The most beautiful and I mean THE MOST BEAUTIFUL book has arrived and really it's one that I just want to stroke and stare at for hours on end
War Paint : Art, War, State and Indentity in Britain 1939-1945 by Brian Foss published by Yale University Press and currently I'm speechless which isn't much help.
Apart from being a thing of pure beauty, this book is an examination of British war art during the Second World War. An investigation into the meaning of art for a country and its people whose freedom was under threat.
But don't you just love a good coincidence, a moment of pure serendipitous chance?
As I was gazing at page after page of fabulous artwork I stopped in my tracks at one picture and the whirring and clanging in my head could be heard miles away. I was looking at this picture.
Robert Austin, the war artist who perhaps understood better than anyone "the fragility of the human body". Avoiding stomach-churning illustration he completed thirteen drawings of Queen Alexandra's Army nurses at work.Realistic depictions of nurses treating their patients, leaning over them in "caring, motherly positions" and all the poses completely unposed as it were. Depicting,as Brian Foss points out, "patients whose injuries are usually little more than implied by the nurses actions".
But I'd seen something like this very recently and it was only a nano-second before I remembered where.
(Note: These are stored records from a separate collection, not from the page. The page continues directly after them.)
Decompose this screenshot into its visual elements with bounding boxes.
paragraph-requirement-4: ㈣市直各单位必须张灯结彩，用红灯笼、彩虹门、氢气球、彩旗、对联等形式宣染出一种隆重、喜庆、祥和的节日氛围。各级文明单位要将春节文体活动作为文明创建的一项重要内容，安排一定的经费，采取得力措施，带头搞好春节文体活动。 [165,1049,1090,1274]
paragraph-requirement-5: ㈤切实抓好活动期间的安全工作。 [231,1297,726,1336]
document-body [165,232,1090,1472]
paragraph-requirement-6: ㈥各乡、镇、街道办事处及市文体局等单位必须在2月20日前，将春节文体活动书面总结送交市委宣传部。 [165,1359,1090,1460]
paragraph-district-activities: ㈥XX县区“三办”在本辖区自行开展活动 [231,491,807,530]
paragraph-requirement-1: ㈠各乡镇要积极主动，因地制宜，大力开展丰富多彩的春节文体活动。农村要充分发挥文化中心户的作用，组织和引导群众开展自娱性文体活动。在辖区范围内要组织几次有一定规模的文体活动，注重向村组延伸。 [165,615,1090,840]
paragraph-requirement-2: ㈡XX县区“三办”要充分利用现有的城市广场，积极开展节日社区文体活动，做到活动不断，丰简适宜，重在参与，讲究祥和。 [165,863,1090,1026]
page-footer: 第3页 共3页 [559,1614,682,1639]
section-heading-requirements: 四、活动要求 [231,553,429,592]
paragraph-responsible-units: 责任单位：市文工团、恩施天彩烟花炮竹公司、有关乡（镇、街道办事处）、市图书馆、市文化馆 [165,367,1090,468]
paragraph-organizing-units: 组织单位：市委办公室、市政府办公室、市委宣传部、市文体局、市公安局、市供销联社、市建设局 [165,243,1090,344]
I never leave any books about the history of nursing behind at book sales and at the Dartmoor Book Fair a month ago the first book I picked up was Grey & Scarlet , Letters from the war areas by Army Sisters on active service. The illustrations intrigued me as much as anything, eleven simple but intricate pencil drawings and of course now I see they are by Robert Austin.For £3 it seemed like a steal and now I read that the above drawing was destroyed by enemy action. I suspect this book may be one of the few places in which Robert Austin's illustrations still exist.
As you would expect, War Paint contains plenty of references to Eric Ravilious and Stanley Spencer et al but Brian Foss has extended his range far beyond the well-known and I can't wait to dive into this one.
More about War Paint once I've calmed down and managed to read it sensibly and probably a bit about Grey & Scarlet too.